Sensory Integration and Higher Sensory Function
- Higher Sensory Processing: The sensory nervous system examination focuses on assessing cortical sensory integration through tests like graphesthesia, stereognosis, and two-point discrimination. Impairments in these areas point to issues beyond peripheral nerve dysfunction and are more indicative of cortical dysfunction or stroke affecting the sensory cortex. Evaluate sensory integration to determine if there is any difficulty processing multiple types of sensory input, which may be observed in conditions such as sensory processing disorder or stroke.

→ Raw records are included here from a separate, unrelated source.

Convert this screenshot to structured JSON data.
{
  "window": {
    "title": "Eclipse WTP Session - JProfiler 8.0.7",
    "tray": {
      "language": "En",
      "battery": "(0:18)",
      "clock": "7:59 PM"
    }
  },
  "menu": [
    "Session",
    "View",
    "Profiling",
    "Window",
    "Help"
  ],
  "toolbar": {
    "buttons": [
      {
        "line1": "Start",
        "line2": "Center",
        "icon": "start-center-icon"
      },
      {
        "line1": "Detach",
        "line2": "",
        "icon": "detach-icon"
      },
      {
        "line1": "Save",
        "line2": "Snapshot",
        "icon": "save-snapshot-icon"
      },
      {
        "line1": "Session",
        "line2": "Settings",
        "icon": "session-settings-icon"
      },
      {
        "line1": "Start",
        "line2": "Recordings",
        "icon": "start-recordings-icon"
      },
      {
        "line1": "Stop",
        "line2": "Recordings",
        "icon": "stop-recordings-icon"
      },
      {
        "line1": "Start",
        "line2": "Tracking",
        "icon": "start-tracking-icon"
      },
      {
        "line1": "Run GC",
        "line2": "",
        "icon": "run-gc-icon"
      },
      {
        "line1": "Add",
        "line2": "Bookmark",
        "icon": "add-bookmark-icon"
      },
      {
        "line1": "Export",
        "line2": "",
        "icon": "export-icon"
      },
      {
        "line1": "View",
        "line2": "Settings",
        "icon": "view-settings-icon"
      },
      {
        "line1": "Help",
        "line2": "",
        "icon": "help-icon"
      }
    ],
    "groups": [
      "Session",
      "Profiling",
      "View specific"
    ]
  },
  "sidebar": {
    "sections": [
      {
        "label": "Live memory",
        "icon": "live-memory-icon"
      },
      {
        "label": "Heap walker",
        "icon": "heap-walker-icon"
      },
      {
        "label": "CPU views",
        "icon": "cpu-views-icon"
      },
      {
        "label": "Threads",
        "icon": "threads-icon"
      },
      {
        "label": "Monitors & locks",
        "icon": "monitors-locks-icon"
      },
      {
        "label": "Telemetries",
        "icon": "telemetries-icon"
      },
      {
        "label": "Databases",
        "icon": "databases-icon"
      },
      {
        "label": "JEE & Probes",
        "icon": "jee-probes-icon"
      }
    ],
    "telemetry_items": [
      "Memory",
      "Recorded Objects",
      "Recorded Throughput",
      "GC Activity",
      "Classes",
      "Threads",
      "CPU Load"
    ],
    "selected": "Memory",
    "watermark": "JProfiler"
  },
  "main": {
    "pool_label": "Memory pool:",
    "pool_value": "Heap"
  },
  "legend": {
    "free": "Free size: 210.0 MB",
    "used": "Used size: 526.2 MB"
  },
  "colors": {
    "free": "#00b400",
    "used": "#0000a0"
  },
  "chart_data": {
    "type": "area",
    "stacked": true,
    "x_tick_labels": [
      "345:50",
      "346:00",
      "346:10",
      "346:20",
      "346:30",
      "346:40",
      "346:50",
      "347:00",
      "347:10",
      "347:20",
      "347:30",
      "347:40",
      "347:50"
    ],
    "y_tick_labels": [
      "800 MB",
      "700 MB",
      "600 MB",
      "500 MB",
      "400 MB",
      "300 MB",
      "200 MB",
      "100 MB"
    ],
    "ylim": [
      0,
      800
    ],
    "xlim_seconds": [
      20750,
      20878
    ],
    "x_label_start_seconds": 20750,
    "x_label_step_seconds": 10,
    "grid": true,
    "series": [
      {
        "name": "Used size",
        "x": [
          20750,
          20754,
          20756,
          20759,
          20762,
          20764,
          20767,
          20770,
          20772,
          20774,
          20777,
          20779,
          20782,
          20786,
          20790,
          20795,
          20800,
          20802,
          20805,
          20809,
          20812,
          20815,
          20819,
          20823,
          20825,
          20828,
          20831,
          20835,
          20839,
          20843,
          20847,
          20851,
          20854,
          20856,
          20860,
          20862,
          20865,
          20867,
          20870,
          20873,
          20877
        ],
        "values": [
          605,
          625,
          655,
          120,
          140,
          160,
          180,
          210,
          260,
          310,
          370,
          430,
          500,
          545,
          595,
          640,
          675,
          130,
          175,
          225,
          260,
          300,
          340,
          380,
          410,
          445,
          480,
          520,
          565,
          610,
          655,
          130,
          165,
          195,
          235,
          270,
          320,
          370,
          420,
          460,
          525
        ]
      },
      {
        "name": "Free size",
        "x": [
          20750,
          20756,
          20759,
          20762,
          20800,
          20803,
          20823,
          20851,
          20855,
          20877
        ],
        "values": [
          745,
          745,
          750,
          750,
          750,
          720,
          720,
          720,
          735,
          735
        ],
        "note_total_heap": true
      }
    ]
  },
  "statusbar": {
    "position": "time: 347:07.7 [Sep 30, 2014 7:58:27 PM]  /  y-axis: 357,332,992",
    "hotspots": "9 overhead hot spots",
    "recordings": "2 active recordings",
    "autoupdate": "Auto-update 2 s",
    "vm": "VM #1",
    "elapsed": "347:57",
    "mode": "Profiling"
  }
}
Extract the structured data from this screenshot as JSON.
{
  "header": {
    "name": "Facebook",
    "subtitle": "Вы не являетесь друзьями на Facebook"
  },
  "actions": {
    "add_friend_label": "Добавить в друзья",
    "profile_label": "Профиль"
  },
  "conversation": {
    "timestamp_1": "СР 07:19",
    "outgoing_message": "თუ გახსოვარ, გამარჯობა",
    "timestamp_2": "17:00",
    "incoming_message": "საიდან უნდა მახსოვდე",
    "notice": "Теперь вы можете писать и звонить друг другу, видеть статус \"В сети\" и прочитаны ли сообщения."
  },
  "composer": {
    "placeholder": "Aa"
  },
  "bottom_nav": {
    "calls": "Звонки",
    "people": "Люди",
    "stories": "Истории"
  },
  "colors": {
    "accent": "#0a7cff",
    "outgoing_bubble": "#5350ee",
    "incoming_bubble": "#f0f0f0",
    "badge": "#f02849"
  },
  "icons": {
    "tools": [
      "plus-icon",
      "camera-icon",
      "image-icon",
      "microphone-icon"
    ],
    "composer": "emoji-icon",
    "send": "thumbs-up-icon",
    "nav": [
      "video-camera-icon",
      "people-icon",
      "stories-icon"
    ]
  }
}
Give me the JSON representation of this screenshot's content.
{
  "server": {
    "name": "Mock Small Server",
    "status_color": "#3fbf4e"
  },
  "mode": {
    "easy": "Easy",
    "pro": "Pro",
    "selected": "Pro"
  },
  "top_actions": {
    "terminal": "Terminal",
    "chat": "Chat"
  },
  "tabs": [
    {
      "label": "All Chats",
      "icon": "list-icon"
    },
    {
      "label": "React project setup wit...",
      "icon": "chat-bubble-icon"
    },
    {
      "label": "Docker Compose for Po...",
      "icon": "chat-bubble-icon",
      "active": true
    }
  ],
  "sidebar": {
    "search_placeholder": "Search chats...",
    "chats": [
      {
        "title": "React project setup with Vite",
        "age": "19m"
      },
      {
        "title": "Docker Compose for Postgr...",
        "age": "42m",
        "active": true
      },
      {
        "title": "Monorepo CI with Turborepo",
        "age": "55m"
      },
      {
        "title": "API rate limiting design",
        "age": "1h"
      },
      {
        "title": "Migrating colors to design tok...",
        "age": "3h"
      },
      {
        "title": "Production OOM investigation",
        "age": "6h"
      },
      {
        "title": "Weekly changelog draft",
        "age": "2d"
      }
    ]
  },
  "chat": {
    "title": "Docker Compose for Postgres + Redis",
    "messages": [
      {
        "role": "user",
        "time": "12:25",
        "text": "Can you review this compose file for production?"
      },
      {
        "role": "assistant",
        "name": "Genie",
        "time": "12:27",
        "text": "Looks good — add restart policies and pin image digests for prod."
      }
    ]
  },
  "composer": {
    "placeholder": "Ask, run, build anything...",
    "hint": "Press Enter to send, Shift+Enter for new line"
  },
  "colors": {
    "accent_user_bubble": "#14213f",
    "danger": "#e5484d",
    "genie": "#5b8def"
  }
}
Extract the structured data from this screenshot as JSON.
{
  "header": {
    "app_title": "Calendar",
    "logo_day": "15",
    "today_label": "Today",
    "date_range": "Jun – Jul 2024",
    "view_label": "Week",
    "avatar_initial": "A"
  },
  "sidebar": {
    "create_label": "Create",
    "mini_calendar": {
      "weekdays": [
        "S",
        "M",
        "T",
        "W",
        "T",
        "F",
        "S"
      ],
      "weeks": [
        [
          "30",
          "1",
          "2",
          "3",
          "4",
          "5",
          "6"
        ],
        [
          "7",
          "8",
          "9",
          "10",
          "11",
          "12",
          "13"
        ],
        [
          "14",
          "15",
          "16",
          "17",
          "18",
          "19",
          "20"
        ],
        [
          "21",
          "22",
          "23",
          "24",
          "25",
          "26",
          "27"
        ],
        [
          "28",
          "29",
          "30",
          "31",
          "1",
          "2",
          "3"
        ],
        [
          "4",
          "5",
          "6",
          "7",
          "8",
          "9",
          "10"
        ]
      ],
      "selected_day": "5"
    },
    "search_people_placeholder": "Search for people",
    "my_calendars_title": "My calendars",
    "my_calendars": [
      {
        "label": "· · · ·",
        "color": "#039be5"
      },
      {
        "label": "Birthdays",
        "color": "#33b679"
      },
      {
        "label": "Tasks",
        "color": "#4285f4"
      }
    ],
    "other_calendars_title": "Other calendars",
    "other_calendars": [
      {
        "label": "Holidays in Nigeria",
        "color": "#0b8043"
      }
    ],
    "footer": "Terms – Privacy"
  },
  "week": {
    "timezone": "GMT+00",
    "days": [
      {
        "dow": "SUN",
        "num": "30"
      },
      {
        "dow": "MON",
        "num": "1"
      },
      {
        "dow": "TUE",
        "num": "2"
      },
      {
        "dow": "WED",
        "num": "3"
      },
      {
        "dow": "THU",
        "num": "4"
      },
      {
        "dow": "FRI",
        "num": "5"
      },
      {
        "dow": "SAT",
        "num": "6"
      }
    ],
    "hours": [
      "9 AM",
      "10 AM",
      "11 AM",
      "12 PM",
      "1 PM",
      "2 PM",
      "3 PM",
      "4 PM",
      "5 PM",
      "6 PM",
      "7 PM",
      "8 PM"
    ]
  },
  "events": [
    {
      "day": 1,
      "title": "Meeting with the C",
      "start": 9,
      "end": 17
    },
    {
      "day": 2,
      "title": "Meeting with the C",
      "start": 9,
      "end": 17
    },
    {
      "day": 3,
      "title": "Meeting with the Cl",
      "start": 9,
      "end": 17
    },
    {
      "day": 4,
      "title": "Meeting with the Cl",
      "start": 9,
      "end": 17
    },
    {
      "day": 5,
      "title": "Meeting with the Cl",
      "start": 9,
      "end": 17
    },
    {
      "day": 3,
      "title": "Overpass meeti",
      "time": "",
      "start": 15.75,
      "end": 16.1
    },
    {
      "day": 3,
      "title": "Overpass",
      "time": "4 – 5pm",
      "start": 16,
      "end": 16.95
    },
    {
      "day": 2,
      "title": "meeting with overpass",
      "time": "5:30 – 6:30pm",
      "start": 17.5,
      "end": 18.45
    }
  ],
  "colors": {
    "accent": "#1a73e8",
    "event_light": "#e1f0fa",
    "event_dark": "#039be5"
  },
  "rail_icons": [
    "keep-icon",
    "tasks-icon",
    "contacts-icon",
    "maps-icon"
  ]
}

Integration with Reflex Testing
- Deep Tendon Reflexes: Sensory information plays a critical role in reflex arcs, particularly in deep tendon reflexes. For example, testing the Achilles or patellar reflexes can give additional information about the sensory input from specific nerve roots, helping to differentiate between upper motor neuron and lower motor neuron pathologies. Reflex asymmetries or hyperreflexia can also suggest a central lesion, whereas absent reflexes may indicate peripheral nerve dysfunction.
- Superficial Reflexes: Assess superficial reflexes, such as the abdominal reflex or the cremasteric reflex in males, which can provide insights into the integrity of sensory and motor pathways within the spinal cord. Reduced or absent superficial reflexes can indicate abnormalities in both sensory and motor function, often correlating with levels of spinal injury or disease.